One’s career can be compared to running a long race. Looking at life expectancy and current retirement age, one can safely say that a normal person’s working life would be easily around 30 years. Should one run through these years by sprinting or run it like a marathon?
How should we pace ourselves as we look at our working life. Some people go straight to work from College or High School while others acquire an additional qualification before looking at work. Many others take a break after working for a few years and go back to school and equip themselves with more education. Do we run very fast (and in the process risk injury and exhaustion) or trudge along at a pace that you are comfortable with and in the process see others overtaking.
Ultimately the choice is yours. You could look at a different approach of either speeding or ambling along for a certain number of years and doing the opposite thereafter.
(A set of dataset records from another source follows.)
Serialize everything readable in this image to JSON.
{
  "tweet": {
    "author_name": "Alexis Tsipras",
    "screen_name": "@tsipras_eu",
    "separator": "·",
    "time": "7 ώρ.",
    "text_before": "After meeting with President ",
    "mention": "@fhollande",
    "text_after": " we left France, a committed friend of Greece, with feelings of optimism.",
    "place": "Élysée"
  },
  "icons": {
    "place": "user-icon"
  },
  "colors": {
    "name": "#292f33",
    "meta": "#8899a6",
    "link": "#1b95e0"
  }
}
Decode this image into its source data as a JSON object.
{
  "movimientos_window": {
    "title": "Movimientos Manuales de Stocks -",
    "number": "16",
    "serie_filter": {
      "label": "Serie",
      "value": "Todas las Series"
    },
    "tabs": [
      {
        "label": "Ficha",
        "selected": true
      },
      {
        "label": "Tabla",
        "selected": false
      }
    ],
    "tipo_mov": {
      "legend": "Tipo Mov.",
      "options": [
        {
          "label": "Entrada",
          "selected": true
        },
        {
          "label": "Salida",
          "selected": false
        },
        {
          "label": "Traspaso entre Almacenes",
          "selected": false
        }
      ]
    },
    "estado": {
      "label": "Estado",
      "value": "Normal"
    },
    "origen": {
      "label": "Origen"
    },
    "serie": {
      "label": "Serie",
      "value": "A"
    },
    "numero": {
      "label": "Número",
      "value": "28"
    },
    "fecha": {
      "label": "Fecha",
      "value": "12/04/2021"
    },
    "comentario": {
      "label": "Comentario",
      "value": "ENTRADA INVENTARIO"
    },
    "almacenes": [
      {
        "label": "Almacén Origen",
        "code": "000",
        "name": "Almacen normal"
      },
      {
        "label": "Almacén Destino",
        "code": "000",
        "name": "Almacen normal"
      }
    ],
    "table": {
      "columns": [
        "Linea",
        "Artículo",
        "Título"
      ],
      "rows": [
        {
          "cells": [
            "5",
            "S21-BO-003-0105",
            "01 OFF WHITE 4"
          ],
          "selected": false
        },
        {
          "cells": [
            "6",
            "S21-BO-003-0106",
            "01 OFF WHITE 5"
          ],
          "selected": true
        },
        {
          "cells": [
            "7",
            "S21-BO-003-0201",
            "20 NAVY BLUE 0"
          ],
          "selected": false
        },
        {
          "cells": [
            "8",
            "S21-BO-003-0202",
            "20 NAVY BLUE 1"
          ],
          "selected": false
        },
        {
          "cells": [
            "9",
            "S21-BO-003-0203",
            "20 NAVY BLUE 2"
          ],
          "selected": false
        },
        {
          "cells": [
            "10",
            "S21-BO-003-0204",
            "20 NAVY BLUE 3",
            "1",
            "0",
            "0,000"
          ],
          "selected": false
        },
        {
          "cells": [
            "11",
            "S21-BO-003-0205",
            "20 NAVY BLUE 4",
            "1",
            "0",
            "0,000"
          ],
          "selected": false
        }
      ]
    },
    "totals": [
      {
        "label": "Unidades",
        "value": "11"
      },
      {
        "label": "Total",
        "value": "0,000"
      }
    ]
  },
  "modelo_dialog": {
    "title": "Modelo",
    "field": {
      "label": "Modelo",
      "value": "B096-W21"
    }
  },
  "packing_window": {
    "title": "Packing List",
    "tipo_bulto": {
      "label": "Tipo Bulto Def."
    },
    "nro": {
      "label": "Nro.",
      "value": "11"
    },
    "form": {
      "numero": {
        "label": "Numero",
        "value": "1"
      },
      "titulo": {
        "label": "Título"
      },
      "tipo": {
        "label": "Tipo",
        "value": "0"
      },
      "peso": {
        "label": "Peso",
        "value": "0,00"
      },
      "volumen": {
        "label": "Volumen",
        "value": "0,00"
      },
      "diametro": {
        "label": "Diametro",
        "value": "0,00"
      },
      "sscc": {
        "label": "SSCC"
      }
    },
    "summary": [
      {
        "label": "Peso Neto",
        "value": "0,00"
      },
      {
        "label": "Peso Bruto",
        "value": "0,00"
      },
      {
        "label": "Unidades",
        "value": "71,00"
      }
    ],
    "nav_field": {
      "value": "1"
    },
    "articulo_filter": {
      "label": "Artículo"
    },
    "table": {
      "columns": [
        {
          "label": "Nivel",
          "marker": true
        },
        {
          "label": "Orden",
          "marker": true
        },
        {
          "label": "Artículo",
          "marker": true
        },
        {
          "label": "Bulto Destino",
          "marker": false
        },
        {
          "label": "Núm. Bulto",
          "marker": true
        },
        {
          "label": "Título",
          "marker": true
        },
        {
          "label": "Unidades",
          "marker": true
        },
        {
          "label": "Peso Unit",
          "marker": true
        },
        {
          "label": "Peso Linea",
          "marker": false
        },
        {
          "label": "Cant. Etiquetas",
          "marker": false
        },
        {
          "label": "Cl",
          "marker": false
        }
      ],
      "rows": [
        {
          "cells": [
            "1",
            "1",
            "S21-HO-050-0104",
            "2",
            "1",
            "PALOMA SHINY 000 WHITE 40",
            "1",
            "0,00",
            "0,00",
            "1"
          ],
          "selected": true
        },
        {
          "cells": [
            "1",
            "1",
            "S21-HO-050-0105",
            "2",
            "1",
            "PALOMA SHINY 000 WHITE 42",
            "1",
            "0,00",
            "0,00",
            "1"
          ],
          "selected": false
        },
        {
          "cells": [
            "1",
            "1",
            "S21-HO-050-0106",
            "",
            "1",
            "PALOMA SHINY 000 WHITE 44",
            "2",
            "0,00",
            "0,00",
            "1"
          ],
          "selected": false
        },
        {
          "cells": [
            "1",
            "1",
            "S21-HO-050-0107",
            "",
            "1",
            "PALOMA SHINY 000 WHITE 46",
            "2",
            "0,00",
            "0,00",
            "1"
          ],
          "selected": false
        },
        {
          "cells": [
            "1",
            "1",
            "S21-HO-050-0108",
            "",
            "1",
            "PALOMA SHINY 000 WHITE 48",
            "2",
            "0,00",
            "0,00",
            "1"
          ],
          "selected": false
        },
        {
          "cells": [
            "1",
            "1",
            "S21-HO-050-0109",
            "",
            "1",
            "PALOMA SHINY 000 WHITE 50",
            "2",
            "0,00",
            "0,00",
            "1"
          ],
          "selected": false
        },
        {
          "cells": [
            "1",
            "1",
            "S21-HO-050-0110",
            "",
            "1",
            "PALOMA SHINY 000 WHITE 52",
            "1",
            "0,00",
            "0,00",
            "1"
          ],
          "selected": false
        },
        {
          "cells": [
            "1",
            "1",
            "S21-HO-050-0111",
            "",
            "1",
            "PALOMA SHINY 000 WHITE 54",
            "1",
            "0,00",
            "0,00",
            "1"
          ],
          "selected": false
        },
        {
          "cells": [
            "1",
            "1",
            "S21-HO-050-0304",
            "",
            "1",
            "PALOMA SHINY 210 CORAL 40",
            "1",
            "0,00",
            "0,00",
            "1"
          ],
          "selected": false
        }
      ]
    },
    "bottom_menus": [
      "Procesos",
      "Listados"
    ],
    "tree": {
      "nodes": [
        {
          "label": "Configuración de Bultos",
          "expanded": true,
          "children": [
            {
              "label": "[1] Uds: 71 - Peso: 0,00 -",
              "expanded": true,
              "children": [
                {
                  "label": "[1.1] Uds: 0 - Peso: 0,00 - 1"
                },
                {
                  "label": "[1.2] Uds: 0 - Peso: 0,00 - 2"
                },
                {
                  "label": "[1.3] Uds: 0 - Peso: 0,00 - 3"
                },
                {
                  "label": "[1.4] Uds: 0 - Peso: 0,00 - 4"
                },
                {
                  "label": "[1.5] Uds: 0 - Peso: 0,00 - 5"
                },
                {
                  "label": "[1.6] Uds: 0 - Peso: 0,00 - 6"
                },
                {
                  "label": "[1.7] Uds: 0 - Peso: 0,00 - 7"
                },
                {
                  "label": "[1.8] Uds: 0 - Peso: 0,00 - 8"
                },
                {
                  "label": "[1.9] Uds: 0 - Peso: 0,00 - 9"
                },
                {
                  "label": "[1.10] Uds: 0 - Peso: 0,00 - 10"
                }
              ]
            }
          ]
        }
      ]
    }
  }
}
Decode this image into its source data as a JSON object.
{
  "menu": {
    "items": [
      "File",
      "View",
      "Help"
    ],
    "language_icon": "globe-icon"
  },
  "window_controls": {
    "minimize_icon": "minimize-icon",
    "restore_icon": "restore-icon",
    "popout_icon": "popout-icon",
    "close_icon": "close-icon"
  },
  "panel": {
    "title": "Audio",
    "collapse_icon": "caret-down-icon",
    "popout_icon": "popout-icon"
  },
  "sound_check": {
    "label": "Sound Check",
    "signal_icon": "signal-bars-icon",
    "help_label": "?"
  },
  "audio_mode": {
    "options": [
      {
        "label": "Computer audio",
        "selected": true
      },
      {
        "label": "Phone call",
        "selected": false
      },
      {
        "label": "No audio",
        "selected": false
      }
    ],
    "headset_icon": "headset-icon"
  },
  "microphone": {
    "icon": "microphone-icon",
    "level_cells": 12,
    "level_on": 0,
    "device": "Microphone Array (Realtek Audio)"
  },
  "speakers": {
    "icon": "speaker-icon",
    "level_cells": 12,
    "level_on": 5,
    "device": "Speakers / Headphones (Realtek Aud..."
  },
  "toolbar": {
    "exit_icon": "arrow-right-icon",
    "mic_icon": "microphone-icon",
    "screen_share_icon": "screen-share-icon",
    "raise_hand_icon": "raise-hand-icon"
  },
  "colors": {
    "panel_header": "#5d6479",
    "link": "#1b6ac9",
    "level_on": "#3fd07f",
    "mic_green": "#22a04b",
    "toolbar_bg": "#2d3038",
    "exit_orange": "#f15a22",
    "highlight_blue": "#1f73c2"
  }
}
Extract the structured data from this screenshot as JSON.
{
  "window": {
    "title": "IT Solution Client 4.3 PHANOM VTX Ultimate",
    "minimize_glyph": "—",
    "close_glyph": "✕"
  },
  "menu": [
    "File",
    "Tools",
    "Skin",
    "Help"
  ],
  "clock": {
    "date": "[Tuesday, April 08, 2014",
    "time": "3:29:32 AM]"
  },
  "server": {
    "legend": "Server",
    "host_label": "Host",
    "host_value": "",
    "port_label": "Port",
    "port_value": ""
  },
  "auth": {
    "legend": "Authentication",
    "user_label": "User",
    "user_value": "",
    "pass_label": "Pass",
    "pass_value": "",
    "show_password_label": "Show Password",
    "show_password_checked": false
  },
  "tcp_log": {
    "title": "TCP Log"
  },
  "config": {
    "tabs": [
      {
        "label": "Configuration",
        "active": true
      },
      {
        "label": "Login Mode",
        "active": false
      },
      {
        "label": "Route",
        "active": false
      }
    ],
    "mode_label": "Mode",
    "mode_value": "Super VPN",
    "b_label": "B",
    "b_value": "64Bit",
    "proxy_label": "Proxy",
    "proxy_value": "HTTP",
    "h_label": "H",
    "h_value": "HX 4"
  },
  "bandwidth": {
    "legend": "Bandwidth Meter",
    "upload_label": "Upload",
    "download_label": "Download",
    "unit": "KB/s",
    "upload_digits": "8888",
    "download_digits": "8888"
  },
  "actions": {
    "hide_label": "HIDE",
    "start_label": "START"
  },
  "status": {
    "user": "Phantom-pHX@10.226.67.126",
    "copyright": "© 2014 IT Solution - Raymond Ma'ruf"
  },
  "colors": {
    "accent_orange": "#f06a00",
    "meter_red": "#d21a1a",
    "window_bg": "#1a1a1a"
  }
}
There are no right or wrong answers; it all depends on your appetite, staying power and above all your ability to sustain the pace that you have set for yourself. The important thing to remember is to understand yourself and the goals that you have set for yourself. One thing is for certain – one cannot sprint through for all of the 30 years for sure. Very few people can do this. You cannot sprint in a marathon!
You can for sure make course corrections whenever or wherever required. The biggest facilitator (and obstacle) for this is “change”. Everything around us changes with the passage of time and therefore it will either facilitate or obstruct the course correction. Your career is in your hands; there s no one else who can make a difference as much as you can. In this long race one would come across hurdles all the time. It is for you to weave your way around it and not trip over the hurdle.
Many people get obsessed with their career. As Ford President and CEO Alan Mulally advised in an interview with the New York Times, “Don’t manage your career. Follow your dreams and contribute. Think about just exceeding expectations of every job you’re being asked to do. Continually ask for feedback on how it’s going. Ask everybody involved what you can do to do an even better job and the world will beat your door down trying to ask you to do more and more. The most important thing is that you are open to understanding what is expected and where you can make the biggest contribution”.
The devil lies in the details. It is important that as you run the career race, you keep your foot closer to the ground while not forgetting the big picture. Understand what you are working towards; if you are a project manager in a software company, understand the linkages between the various stakeholders, how important this project is important for the client and the client’s clients. If one isolates the actual career growth and instead focuses on exceeding expectations from every job that the person undertakes then career success is given, one need not even consciously work towards that.
This tendency becomes especially evident when the organization is undergoing financial stress as a result of economic recession. Everyone is trying to survive in the corporate jungle and it is very rarely merit or one’s achievements that determine whether a person will be part of the corporate layoff. It depends to a great extent on how well the person is networked with the ultimate decision maker who picks out the people who need to be laid off. To say that the entire process is scientific would be a big lie. Rarely is the process scientific. Some obvious choices become clearly apparent but in many cases it just becomes a matter of chance, worse than a lottery, which determines the person who will have to ultimately leave the organization. It is all about networking and a lot of good luck!